Q: Tell us about your history.
A: Binns: In 1957, Joseph and Vera Binns immigrated to Canada with their young family from a small town in England called Beverley. In 1963, they started a home renovation company under the name of Beverley Home Improvements, a namesake from their roots. They were retrofitting Toronto kitchens for Canadian department stores like Eaton’s and Simpsons because of a fancy new invention: the dishwasher. They soon noticed a trend emerging, and expanded their business to offer more services, as well as products to accommodate this new fitted kitchen concept. The Binns began to import some of the very first custom European kitchen cabinetry from Germany to Canada to better serve their client’s needs.
Q: How has the industry changed over the years?
A: The kitchen has evolved. Fifty-plus years ago, the kitchen was a utilitarian space, often at the back of the house, closed off from the rest of the home and not a space where the whole family spent a great deal of time together. As kitchens became more built-in and fitted, with specialized appliances, the kitchen shifted from being a space of isolated utility to a place full of conveniences, including the latest and greatest gadgets. Families began to spend more time in the kitchen as their lifestyles became more casual; the traditional dining room and formal living spaces were used less. Walls were removed and the trend toward the open floor plans were introduced, making the kitchen the centre of the home.

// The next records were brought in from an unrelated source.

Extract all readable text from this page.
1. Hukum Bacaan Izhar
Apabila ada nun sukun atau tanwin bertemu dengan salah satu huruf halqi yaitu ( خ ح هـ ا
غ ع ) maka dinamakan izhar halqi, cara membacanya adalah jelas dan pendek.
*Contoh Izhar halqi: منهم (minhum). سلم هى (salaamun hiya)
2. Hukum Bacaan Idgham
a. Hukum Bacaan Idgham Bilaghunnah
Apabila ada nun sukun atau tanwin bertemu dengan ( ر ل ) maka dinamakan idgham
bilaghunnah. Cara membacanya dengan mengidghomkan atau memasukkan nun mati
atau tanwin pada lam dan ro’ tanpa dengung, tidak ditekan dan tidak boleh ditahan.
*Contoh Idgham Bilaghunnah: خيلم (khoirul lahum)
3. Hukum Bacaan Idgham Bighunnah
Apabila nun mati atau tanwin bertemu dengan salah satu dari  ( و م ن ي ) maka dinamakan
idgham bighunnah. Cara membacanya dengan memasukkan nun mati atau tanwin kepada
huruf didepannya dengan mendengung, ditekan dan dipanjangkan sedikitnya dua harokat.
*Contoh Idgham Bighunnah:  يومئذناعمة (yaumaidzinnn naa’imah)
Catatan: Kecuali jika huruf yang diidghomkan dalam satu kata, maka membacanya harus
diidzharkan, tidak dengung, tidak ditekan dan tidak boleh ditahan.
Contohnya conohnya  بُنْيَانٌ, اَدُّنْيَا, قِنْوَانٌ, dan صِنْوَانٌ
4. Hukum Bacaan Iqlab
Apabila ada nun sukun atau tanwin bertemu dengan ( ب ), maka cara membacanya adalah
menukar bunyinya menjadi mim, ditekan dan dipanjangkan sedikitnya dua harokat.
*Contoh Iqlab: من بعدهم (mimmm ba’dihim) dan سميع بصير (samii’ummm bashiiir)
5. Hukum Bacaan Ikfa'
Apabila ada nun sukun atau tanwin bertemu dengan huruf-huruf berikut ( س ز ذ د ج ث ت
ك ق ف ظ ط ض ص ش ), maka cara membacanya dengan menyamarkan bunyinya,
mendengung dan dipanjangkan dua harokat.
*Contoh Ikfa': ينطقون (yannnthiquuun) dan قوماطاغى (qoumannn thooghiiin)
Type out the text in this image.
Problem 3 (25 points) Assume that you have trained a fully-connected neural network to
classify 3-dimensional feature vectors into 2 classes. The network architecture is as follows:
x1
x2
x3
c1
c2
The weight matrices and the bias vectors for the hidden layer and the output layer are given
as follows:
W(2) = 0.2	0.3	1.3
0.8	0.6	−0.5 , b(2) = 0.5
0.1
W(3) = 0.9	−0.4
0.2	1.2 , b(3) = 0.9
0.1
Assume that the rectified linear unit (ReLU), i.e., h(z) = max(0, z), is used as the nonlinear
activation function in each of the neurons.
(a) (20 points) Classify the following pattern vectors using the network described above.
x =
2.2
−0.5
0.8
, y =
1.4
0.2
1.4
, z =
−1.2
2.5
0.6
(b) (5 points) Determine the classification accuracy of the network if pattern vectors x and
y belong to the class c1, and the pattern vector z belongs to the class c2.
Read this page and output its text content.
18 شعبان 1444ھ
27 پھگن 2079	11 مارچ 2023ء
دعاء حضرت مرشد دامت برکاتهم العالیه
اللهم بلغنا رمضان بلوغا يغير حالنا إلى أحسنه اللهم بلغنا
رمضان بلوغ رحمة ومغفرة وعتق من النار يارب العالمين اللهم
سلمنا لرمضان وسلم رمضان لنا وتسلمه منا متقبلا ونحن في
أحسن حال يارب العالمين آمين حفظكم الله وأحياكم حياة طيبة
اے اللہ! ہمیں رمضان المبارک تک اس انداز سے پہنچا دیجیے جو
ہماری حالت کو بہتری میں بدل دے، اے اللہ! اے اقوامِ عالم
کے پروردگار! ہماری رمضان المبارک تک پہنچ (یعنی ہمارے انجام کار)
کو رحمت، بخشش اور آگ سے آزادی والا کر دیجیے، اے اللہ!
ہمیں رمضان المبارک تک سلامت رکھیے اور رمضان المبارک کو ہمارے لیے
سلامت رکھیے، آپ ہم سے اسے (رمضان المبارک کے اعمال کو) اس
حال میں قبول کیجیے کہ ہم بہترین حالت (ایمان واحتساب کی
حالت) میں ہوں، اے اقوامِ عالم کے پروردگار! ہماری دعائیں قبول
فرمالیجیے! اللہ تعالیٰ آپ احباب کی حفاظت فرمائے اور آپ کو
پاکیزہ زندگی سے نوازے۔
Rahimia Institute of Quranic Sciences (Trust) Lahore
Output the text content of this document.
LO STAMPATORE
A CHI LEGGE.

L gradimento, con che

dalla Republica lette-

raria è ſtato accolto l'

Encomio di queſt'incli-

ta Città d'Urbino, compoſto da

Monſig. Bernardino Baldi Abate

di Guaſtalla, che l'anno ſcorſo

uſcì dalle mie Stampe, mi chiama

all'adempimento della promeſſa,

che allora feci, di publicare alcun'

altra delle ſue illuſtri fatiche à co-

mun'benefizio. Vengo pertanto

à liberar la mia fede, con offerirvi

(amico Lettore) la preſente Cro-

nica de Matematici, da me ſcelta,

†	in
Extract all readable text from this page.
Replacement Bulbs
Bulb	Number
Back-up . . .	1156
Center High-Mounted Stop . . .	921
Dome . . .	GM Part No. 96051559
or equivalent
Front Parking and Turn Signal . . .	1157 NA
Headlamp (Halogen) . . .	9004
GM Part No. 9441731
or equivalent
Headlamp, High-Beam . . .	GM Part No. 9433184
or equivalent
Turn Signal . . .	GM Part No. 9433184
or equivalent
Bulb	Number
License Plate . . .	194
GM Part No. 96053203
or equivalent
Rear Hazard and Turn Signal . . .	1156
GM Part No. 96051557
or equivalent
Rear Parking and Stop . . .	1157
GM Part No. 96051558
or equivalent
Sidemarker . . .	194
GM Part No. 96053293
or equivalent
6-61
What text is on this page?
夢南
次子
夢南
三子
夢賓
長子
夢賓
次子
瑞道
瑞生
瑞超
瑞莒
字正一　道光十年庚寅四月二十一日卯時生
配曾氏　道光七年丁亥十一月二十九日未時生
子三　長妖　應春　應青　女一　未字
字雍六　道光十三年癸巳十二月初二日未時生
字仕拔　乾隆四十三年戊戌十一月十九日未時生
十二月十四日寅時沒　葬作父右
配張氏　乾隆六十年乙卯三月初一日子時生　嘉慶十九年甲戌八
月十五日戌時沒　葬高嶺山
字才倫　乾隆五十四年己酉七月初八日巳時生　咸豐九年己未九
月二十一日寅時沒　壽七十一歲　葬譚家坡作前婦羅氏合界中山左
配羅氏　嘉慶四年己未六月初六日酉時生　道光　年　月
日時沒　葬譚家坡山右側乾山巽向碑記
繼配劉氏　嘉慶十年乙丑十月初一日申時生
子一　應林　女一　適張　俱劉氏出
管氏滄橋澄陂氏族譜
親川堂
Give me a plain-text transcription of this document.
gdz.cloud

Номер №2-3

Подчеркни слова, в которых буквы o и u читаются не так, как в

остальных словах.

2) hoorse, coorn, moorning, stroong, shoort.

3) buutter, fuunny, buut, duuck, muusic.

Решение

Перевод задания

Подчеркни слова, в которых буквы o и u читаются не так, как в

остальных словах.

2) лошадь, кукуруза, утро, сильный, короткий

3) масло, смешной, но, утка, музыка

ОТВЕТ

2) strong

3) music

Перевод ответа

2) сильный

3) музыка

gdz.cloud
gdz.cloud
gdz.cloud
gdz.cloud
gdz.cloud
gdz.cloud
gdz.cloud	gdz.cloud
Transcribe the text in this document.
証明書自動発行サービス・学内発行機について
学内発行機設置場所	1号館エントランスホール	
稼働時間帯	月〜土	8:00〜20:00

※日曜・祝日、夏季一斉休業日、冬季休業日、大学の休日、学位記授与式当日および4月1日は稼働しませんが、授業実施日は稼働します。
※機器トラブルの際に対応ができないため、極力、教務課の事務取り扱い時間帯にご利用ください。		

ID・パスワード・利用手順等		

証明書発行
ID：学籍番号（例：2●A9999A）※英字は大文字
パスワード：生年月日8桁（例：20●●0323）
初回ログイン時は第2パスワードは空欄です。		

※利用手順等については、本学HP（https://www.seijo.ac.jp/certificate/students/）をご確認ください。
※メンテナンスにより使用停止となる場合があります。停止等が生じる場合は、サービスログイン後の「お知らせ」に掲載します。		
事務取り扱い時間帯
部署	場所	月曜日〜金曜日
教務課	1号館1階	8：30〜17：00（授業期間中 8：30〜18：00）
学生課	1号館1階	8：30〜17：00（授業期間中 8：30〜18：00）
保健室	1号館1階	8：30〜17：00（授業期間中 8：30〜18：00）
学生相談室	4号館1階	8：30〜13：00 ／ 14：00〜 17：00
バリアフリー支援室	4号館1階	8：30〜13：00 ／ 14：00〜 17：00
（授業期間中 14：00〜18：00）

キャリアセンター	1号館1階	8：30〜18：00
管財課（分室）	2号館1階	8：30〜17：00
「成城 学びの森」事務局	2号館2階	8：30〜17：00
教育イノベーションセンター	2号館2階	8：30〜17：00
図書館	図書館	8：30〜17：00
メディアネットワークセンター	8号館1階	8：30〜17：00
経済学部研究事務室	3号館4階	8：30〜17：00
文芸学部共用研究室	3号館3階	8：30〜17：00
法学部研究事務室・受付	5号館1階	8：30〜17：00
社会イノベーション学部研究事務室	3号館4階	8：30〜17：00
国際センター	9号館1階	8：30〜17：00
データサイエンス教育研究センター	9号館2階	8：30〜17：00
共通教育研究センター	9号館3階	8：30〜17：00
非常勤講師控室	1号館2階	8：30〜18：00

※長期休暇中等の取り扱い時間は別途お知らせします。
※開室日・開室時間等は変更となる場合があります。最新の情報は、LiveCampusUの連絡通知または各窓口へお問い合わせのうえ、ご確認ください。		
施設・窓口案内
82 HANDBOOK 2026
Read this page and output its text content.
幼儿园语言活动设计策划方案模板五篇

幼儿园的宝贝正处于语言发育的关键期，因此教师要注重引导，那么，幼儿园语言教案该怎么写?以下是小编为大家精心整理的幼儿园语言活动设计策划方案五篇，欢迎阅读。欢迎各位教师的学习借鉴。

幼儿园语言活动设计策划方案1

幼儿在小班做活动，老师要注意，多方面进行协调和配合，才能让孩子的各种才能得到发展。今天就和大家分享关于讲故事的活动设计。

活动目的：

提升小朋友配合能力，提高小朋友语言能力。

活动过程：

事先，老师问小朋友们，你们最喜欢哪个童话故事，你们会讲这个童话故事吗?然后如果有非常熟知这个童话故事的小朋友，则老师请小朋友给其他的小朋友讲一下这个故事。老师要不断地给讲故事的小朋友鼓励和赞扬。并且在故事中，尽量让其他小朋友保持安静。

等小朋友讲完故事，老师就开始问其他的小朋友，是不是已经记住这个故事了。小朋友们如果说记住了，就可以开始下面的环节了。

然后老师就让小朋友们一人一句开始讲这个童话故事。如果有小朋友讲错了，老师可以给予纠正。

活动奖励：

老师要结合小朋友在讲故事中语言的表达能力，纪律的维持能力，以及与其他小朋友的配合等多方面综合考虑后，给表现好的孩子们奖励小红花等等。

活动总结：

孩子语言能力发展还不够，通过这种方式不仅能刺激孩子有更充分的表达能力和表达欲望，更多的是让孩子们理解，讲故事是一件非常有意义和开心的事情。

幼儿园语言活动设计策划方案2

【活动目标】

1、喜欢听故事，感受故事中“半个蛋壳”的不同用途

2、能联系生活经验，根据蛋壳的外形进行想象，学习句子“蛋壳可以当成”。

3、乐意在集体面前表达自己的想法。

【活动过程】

At the same time, the way people thought about how to live in their homes started to change, too, and the kitchen moved from the back of the house. This space needed to be designed and planned by professional industry experts with specific knowledge of the ergonomic functions of a kitchen, as well as the skill to make the room work with the rest of the house. Kitchen interior design today is about so much more than just the kitchen and that’s an exciting shift in the industry.
Q: How has Binns changed over the last several decades?
A: Our evolution is tied to our company name. We began as a small home renovation business called Beverley Home Improvements then shifted to The Kitchen Place once we discovered our niche. As second and third generations joined the business, our name changed again from Binns Designer Kitchens to our now current business name Binns Kitchen + Bath Design.
Q: Can you share one memorable product or project that particularly pleased you?
A: In every project our goal is to successfully create a space that feels natural and intuitive—a space that feels good to be in. There’s a lot that goes into planning and there isn’t one moment that stands out because it’s a collection of successful renovation stories that spans our company history. A good testament to that is how many of our clients come back to us for second and third renovations. It’s the embrace and thank you at the end of a renovation that is special.
Q: How do you describe luxury as it pertains to kitchens and baths?
A: The new definition of luxury is about creating an experience and it’s not as tangible and easy to define as it once was. It’s not about the possession of things, it’s more about individuality. Luxury as it relates to kitchen design today is about investing in comfort and making a space for yourself and your family. Homeowners seem to want to have their spaces reflect more than just their sense of style.
Q: Do you find that with your clients?
A: Design priorities are individual and personal. After the necessary questions designers ask their clients are answered, we ask one additional question: “If your new space could tell a story, what would it be?” That question is often met with a long pause but always leads to a deeper discussion that transcends beyond the typical conversation of what a person or family is looking to achieve with their decor or style ideas for a kitchen or bathroom renovation. It allows our clients to open up so we can be their storytellers.
Q: What are some current trends you have noticed?
A: A trend we are not necessarily surprised by but admittedly currently confused with (and also somewhat smitten with) is minimal-maximalism. It sounds confusing because it is. We understand and love a good juxtaposition and it’s nice to see colour and pattern introduced into modernist design. We’re holding our breath with this new design trend to wait and see.
Q: And what insights do you have for the future?
A: It may be surprising but we’re predicting a nudge back to the past, and although we don’t foresee the kitchen becoming a fully closed off room again, there is a new trend emerging with a fancy reference to the past, “The Butler’s Pantry.” We can’t wait to see what comes next.